Some history of Derlwyn - Following the death of William Gruffydd Oakeley of Plas Tan y Bwlch in 1835 the estate was left to his widow Louisa Oakeley and then on to William Edward Oakeley, William Gruffydd's nephew.  Louisa suddenly left Maentwrog in 1868 and did not return before her death in 1878.  The estate was therefore left under the management of William Edward Oakeley from 1869 onwards and despite the depletion of the family fortune and the decline of the slate industry towards the end of the 19th century he embarked on a programme of rebuilding and improvement of the estate. He rebuilt many of the houses in the village and also extended the village with the erection of several new properties to the south and west ends of the village.  One of the buildings built at this time was the school, erected in 1871-72 and Derlwyn, at the time a pair of cottages, was probably built shortly after that.  

Offered up for sale in the auction of the Plas Tan y Bwlch estate in 1910 - Lot 12 "The Picturesque Rural Village of Maentwrog".  The property is thought to have been that described as Storehouse - a pair of cottages, occupied by G M Richards and J Richards, for an annual rent of £2 15 shillings and £2 10 shillings respectively.

Exterior - Two storey cottage, originally a pair, a linear range of mortared rubble masonry with long stones as lintels.  Vernacular character, in contrast to the estate signature employed elsewhere in the village.  Slate roof with stone gable stacks with dripstones and capping.  A long 5 window range with doorway offset to the left, former doorway in the 2nd opening from the right end, now partially blocked and with a window in the upper part.
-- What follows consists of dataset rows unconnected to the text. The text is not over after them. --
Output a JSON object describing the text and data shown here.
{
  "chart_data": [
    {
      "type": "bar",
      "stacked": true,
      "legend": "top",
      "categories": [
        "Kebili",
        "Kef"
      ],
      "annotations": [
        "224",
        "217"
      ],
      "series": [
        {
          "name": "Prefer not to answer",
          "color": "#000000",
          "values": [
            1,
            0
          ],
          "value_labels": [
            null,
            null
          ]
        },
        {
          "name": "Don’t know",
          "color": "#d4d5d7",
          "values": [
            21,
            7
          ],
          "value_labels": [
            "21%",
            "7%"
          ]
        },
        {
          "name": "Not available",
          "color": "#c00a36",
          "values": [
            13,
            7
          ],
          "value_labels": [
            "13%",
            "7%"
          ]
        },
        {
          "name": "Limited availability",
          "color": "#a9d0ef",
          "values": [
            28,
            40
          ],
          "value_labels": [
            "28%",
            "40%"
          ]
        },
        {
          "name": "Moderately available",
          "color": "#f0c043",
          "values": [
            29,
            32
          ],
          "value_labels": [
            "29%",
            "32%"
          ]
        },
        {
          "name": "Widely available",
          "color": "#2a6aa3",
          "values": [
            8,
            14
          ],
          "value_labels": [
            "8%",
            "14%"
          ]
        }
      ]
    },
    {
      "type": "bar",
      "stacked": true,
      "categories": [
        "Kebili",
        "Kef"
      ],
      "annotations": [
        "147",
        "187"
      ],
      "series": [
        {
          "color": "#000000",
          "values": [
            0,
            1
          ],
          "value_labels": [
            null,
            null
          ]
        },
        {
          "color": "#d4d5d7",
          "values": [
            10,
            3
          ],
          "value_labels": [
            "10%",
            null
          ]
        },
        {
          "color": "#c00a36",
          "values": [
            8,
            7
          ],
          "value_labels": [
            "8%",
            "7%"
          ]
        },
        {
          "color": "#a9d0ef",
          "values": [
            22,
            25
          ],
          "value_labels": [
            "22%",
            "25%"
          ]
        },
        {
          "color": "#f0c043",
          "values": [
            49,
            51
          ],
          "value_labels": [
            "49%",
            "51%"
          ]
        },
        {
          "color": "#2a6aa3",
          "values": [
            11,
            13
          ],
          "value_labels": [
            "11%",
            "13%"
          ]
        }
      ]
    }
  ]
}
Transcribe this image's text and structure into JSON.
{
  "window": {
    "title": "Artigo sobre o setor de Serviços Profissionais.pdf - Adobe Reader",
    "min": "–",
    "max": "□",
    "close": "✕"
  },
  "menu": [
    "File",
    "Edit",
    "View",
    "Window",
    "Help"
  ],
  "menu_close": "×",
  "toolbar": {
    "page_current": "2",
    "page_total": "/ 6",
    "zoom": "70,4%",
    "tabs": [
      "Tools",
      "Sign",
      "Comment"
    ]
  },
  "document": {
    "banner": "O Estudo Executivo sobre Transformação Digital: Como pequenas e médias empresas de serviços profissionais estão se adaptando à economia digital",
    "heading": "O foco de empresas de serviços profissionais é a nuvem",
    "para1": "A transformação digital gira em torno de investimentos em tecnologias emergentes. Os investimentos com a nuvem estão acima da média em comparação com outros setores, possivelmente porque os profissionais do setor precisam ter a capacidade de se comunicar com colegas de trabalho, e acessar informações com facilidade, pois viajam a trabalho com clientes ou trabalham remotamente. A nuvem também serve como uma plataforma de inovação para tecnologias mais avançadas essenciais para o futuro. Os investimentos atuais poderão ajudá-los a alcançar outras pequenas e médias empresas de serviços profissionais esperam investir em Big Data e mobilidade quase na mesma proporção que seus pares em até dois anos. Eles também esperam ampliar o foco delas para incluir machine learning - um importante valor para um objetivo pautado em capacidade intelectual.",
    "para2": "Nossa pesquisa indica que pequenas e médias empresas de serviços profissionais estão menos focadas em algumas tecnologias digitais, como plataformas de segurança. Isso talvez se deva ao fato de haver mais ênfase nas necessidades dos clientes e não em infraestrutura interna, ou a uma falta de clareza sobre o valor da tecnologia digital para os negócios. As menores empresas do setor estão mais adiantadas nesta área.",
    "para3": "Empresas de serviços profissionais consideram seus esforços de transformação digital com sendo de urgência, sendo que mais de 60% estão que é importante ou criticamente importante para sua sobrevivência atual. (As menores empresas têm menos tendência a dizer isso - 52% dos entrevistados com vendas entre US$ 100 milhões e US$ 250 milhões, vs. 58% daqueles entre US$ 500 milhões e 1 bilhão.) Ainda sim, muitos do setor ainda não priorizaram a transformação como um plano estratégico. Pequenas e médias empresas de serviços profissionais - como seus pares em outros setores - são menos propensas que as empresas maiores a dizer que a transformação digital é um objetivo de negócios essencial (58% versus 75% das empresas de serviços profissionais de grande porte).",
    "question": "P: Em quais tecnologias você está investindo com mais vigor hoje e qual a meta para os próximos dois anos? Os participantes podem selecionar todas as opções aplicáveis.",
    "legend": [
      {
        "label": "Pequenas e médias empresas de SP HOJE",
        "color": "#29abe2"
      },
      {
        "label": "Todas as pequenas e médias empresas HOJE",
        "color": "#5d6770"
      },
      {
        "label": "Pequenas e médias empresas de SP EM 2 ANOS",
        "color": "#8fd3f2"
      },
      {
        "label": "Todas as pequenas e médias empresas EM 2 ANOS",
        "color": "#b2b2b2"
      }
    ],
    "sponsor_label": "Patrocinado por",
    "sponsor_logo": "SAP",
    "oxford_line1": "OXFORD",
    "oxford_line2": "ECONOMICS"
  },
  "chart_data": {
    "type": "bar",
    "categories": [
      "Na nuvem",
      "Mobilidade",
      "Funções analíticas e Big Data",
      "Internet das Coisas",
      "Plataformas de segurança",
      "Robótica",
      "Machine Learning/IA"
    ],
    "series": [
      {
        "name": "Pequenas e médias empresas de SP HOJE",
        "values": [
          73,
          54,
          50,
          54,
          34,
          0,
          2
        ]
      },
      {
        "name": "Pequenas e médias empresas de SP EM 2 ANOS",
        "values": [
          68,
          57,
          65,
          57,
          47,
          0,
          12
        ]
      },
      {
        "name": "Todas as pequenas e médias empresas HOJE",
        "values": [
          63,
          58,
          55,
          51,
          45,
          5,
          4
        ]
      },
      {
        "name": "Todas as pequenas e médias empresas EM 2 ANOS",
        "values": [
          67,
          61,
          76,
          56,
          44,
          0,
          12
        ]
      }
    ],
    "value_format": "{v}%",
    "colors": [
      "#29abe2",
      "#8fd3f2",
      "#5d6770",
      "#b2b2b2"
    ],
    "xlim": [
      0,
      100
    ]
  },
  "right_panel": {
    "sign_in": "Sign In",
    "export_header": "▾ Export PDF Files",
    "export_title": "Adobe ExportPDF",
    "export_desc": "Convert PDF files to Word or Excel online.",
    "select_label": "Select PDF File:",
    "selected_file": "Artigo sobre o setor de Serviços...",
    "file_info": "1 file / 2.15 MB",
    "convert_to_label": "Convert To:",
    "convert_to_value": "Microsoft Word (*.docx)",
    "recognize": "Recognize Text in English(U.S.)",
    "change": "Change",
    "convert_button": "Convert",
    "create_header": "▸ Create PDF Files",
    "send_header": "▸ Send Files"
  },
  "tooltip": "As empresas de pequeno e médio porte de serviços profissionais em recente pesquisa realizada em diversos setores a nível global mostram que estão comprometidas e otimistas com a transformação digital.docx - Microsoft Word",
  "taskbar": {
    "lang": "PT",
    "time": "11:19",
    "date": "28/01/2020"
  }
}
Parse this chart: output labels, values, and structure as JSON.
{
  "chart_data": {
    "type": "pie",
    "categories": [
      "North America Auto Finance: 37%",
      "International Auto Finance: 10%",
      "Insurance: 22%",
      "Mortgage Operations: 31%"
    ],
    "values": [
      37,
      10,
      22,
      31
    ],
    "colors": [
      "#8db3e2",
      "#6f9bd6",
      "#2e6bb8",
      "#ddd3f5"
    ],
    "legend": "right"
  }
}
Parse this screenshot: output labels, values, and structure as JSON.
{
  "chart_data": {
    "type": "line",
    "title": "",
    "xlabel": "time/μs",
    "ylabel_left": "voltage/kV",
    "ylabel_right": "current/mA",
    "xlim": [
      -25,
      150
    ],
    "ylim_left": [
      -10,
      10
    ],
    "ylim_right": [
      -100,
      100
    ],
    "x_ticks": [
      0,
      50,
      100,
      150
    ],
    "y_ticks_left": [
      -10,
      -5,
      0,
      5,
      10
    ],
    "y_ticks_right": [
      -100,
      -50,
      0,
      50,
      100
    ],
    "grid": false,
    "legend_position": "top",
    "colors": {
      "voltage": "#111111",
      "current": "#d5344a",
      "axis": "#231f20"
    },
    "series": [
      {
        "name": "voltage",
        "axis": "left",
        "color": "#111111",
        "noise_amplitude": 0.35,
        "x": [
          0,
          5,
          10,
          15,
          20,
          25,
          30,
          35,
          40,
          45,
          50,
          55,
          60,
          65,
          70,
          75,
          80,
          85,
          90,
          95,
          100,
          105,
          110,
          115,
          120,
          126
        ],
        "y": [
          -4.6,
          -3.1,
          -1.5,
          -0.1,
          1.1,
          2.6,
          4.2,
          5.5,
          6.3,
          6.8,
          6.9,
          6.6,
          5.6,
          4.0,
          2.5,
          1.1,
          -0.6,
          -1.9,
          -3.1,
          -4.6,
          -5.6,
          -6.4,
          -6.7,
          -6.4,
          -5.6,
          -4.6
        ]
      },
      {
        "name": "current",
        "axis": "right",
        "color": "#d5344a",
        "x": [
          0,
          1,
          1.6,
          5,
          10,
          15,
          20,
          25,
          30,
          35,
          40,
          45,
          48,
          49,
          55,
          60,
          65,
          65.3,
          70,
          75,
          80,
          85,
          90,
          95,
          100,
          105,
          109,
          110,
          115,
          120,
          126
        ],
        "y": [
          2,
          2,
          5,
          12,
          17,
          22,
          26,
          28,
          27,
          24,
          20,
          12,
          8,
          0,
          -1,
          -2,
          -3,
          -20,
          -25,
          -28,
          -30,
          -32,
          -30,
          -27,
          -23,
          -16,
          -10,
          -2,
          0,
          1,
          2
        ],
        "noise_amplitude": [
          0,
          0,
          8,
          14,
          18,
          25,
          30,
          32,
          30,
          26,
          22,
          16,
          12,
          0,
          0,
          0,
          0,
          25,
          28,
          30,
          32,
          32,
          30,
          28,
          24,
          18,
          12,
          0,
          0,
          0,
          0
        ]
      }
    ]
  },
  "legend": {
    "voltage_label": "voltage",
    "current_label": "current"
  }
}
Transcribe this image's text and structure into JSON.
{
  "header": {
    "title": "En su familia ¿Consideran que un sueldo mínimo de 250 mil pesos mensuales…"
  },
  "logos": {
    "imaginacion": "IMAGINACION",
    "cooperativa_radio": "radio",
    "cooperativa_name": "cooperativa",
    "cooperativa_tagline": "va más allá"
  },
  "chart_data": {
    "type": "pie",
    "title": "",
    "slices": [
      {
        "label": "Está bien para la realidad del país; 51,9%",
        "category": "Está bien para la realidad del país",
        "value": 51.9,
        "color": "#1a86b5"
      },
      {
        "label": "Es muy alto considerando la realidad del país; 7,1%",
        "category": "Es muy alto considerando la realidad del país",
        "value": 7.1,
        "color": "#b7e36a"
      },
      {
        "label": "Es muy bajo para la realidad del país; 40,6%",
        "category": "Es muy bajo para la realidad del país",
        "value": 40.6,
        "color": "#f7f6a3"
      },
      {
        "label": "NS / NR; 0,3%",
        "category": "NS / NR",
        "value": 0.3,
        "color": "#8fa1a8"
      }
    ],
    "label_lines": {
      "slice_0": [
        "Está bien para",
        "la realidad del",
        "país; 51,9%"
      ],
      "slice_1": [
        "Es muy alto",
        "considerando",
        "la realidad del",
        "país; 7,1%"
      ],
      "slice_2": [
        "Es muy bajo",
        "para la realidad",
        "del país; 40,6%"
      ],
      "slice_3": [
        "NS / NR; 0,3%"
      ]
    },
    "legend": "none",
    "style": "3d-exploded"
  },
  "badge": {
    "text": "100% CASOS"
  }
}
The doorway houses a simple boarded door and the windows are of timber casements of 2 lights.  First floor windows over alternate ground floor openings and set under the eaves.  

Reason for listing - listed as a former pair of late 19th century cottages retaining a simple traditional character and forming a group with the haybarn opposite. The haybarn opposite was listed as a good example of this building type which is especially characteristic of this area.